Joel Spolsky posts an interesting essay on why it’s important for computer science students to learn the hard way (through languages like Scheme), rather than the easy way (Java). I know very little about programming or CS, but Joel’s essay struck a chord. Not least because of this passage:
Heck, in 1900, Latin and Greek were required subjects in college, not because they served any purpose, but because they were sort of considered an obvious requirement for educated people. In some sense my argument is no different that the argument made by the pro-Latin people (all four of them). “[Latin] trains your mind. Trains your memory. Unraveling a Latin sentence is an excellent exercise in thought, a real intellectual puzzle, and a good introduction to logical thinking,” writes Scott Barker. But I can’t find a single university that requires Latin any more. Are pointers and recursion the Latin and Greek of Computer Science?
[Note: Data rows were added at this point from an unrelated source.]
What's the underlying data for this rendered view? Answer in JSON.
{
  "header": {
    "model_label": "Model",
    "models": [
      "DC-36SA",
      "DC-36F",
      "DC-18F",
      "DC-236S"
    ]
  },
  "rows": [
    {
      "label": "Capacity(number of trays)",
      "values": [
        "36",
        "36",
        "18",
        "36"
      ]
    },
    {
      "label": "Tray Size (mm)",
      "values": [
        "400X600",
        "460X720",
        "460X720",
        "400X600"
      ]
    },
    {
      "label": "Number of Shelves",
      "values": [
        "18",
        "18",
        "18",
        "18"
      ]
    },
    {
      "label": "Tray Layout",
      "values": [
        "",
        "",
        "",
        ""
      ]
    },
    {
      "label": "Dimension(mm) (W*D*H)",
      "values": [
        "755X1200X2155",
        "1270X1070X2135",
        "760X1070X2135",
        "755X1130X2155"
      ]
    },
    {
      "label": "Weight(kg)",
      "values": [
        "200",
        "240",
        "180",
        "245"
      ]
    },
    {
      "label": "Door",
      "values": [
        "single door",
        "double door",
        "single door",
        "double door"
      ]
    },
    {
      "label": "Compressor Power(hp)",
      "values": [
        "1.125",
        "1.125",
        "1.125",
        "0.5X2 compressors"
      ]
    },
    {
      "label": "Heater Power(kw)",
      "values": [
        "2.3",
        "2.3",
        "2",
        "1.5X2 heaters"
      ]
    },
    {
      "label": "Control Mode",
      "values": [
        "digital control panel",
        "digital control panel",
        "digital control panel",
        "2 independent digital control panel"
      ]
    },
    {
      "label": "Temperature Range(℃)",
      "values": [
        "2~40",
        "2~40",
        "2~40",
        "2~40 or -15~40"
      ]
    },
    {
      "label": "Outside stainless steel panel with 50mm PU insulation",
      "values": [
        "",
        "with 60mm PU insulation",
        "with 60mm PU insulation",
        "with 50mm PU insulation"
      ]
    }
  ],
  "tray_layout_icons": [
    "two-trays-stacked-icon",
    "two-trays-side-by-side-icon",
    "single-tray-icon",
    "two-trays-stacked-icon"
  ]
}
As Jerome Karabel explains in The Choice, Latin and Greek were also an effective way to exclude both the horny-handed sons of the soil, however bright, and immigrant kids from the cities. Only private schools, and a handful of old public institutions like Boston Latin, taught Latin and Greek. So Harvard, Princeton and Yale could rely on excluding those undesireables without being too explicit about it.
Of course, if Joel had studied his Latin and Greek he’d know there’s a perfect Greek aphorism for what he describes: kalepa ta kala. It translates as “beautiful things are difficult”, or more loosely “naught without labor”. It was the first phrase I was taught when I took ancient Greek and it holds true both for that great language and many other things.